Google is beefing up its Android app security
Android apps are already scanned for malware as they’re being downloaded for the first time. However, the new, improved Verify Apps system will ensure that the apps are now also routinely checked once they’re up and running on consumers’ handsets.
Google says that the improvements will not just verify an app prior to install, but will warn or block potentially harmful apps and, most importantly, will work as a feature on devices running Android 2.3 onwards, essentially protecting roughly 90 percent of the world’s Android smartphone and tablet owners.
In recent weeks, Google’s app submission and validating process has been under scrutiny. On March 25, Trend Micro Labs reported that it had found legitimate apps available for download on Google Play, and which had been downloaded over 1 million times, that once installed were mining cryptocurrency.
Meanwhile earlier this week, Android Police uncovered a popular premium antivirus app — Virus Shield — as nothing more than a scam. Once installed, it did nothing.
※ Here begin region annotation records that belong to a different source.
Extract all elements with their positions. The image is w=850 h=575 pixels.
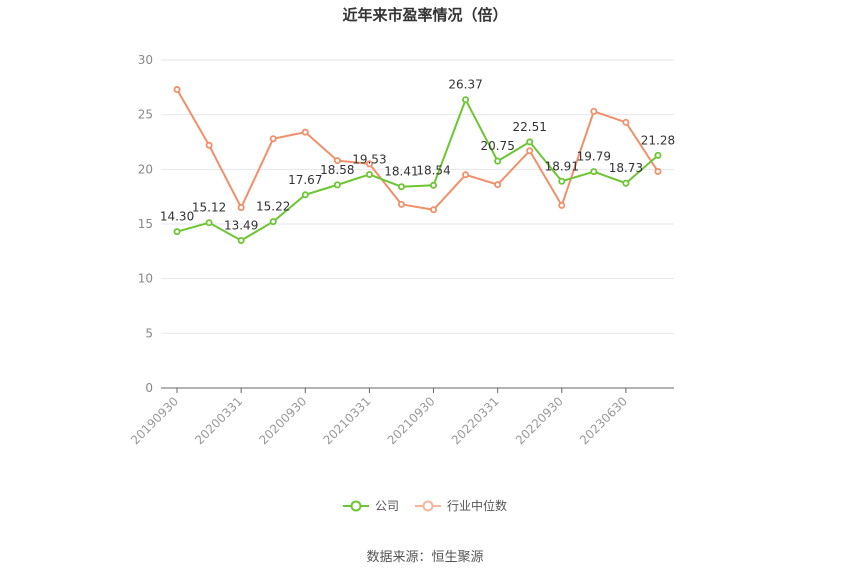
x-tick-label: 20220930 — [513, 394, 566, 447]
y-tick-label: 0 — [145, 381, 153, 395]
source-note: 数据来源：恒生聚源 — [366, 550, 484, 565]
data-label: 14.30 — [160, 210, 194, 224]
chart-title: 近年来市盈率情况（倍） — [342, 6, 508, 24]
data-label: 19.53 — [352, 152, 386, 166]
x-tick-label: 20190930 — [128, 394, 181, 447]
data-point[interactable] — [462, 96, 470, 104]
y-tick-label: 5 — [145, 326, 153, 340]
data-point[interactable] — [205, 141, 213, 149]
data-label: 18.91 — [545, 159, 579, 173]
data-point[interactable] — [494, 157, 502, 165]
data-label: 21.28 — [641, 133, 675, 147]
data-point[interactable] — [526, 138, 534, 146]
data-point[interactable] — [269, 218, 277, 226]
data-point[interactable] — [462, 171, 470, 179]
data-point[interactable] — [237, 237, 245, 245]
data-point[interactable] — [365, 160, 373, 168]
data-label: 22.51 — [513, 120, 547, 134]
data-label: 18.58 — [320, 163, 354, 177]
data-label: 15.22 — [256, 200, 290, 214]
data-label: 26.37 — [448, 78, 482, 92]
legend-item-company[interactable]: 公司 — [342, 497, 399, 514]
legend-label-industry-median: 行业中位数 — [447, 499, 508, 513]
data-point[interactable] — [494, 181, 502, 189]
x-tick-label: 20230630 — [577, 394, 630, 447]
data-label: 15.12 — [192, 201, 226, 215]
legend-item-industry-median[interactable]: 行业中位数 — [415, 497, 507, 514]
data-label: 19.79 — [577, 150, 611, 164]
data-point[interactable] — [205, 219, 213, 227]
series-line-0 — [176, 97, 659, 242]
data-point[interactable] — [654, 151, 662, 159]
y-tick-label: 20 — [138, 162, 153, 176]
data-point[interactable] — [654, 168, 662, 176]
data-point[interactable] — [430, 206, 438, 214]
data-label: 18.41 — [384, 165, 418, 179]
data-point[interactable] — [622, 179, 630, 187]
y-tick-label: 25 — [138, 108, 153, 122]
y-tick-label: 30 — [138, 53, 153, 67]
data-label: 18.73 — [609, 161, 643, 175]
y-tick-label: 15 — [138, 217, 153, 231]
data-point[interactable] — [333, 181, 341, 189]
data-point[interactable] — [237, 204, 245, 212]
data-point[interactable] — [173, 86, 181, 94]
data-point[interactable] — [590, 168, 598, 176]
data-label: 18.54 — [416, 163, 450, 177]
data-point[interactable] — [301, 191, 309, 199]
x-tick-label: 20210930 — [385, 394, 438, 447]
data-point[interactable] — [558, 177, 566, 185]
y-tick-label: 10 — [138, 272, 153, 286]
legend: 公司 行业中位数 — [0, 497, 850, 514]
data-point[interactable] — [397, 200, 405, 208]
legend-marker-company — [342, 500, 369, 511]
series-line-1 — [176, 89, 659, 211]
data-point[interactable] — [397, 183, 405, 191]
data-point[interactable] — [558, 201, 566, 209]
data-point[interactable] — [526, 147, 534, 155]
x-tick-label: 20220331 — [449, 394, 502, 447]
data-point[interactable] — [430, 181, 438, 189]
data-point[interactable] — [622, 118, 630, 126]
legend-marker-industry-median — [415, 500, 441, 511]
data-point[interactable] — [333, 157, 341, 165]
data-label: 13.49 — [224, 219, 258, 233]
data-label: 20.75 — [480, 139, 514, 153]
data-point[interactable] — [301, 128, 309, 136]
data-point[interactable] — [590, 107, 598, 115]
data-label: 17.67 — [288, 173, 322, 187]
legend-label-company: 公司 — [374, 499, 399, 513]
data-point[interactable] — [269, 135, 277, 143]
x-tick-label: 20210331 — [320, 394, 373, 447]
x-tick-label: 20200930 — [256, 394, 309, 447]
data-point[interactable] — [173, 228, 181, 236]
data-point[interactable] — [365, 170, 373, 178]
x-tick-label: 20200331 — [192, 394, 245, 447]
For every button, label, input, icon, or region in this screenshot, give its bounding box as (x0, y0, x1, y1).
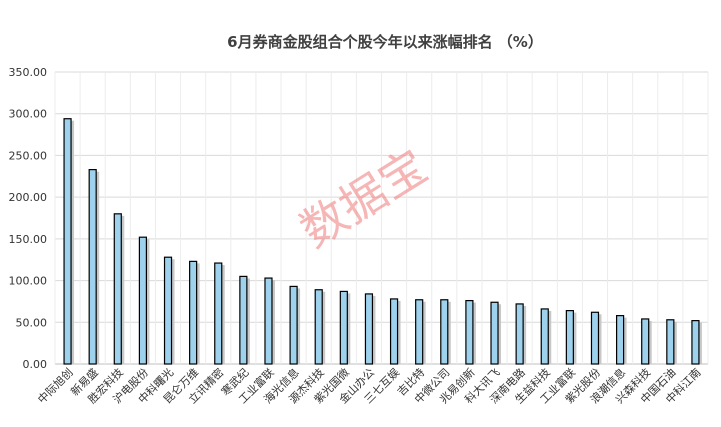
bar (615, 315, 625, 365)
bar (465, 299, 474, 365)
watermark-text: 数据宝 (291, 139, 437, 258)
bar (515, 303, 524, 365)
bar (314, 289, 323, 365)
y-tick-label: 50.00 (16, 316, 48, 329)
bar (63, 118, 72, 365)
bar (389, 298, 399, 365)
bar (189, 260, 198, 365)
bar (590, 311, 600, 365)
bar (163, 256, 173, 365)
bar (88, 169, 97, 365)
grid (54, 71, 709, 365)
y-tick-label: 350.00 (9, 66, 48, 79)
bar (565, 310, 574, 365)
y-tick-label: 200.00 (9, 191, 48, 204)
bar (440, 299, 449, 365)
y-tick-label: 250.00 (9, 149, 48, 162)
y-tick-label: 100.00 (9, 275, 48, 288)
y-tick-label: 300.00 (9, 108, 48, 121)
x-tick-label: 中际旭创 (35, 365, 76, 406)
bar (113, 213, 122, 365)
bar (339, 290, 348, 365)
y-tick-label: 0.00 (23, 358, 48, 371)
bar (540, 308, 549, 365)
bar (641, 318, 650, 365)
bar (490, 301, 499, 365)
bar (415, 299, 424, 365)
chart-title: 6月券商金股组合个股今年以来涨幅排名 （%） (227, 33, 543, 51)
y-axis: 0.00 50.00 100.00 150.00 200.00 250.00 300.00 3… (9, 66, 48, 371)
bar (138, 236, 148, 365)
x-axis: 中际旭创新易盛胜宏科技沪电股份中科曙光昆仑万维立讯精密寒武纪工业富联海光信息源杰… (35, 365, 704, 406)
bar (264, 277, 273, 365)
bar (239, 275, 248, 365)
bar (691, 320, 700, 365)
bar (666, 319, 675, 365)
bar (364, 293, 374, 365)
bar (214, 262, 223, 365)
bar (289, 285, 298, 365)
y-tick-label: 150.00 (9, 233, 48, 246)
bars (63, 118, 702, 365)
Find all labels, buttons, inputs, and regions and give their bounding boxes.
In a blog post announcing the improvements to Verify Apps, Android Security Engineer Rich Cannings made no mention of recent issues and instead highlighted how unlikely it is that the average Android smartphone user will ever fall victim to a bad app: “Because potentially harmful applications are very rare, most people will never see a warning or any other indication that they have this additional layer of protection. But we do expect a small number of people to see warnings (which look similar to the existing Verify apps warnings) as a result of this new capability. The good news is that very few people have ever encountered this; in fact, we’ve found that fewer than 0.18% of installs in the last year occurred after someone received a warning that the app was potentially harmful.”
As for Virus Shield, which was pulled from the Google Play store on Monday, its developer, Jesse Carter, told The Guardian on Thursday that the whole thing was a big misunderstanding. A placeholder had been accidentally uploaded to Google Play rather than the finished app.
“After reading the article created by AndroidPolice, we immediately unpublished our app from the marketplace to upload the intended version. However, our Google Play Developer account was suspended before we could make said amendments. We have not withdrawn any earnings received from Virus Shield and intend to refund all purchases. We may possibly upload the intended version of the app for free to everyone,” he said.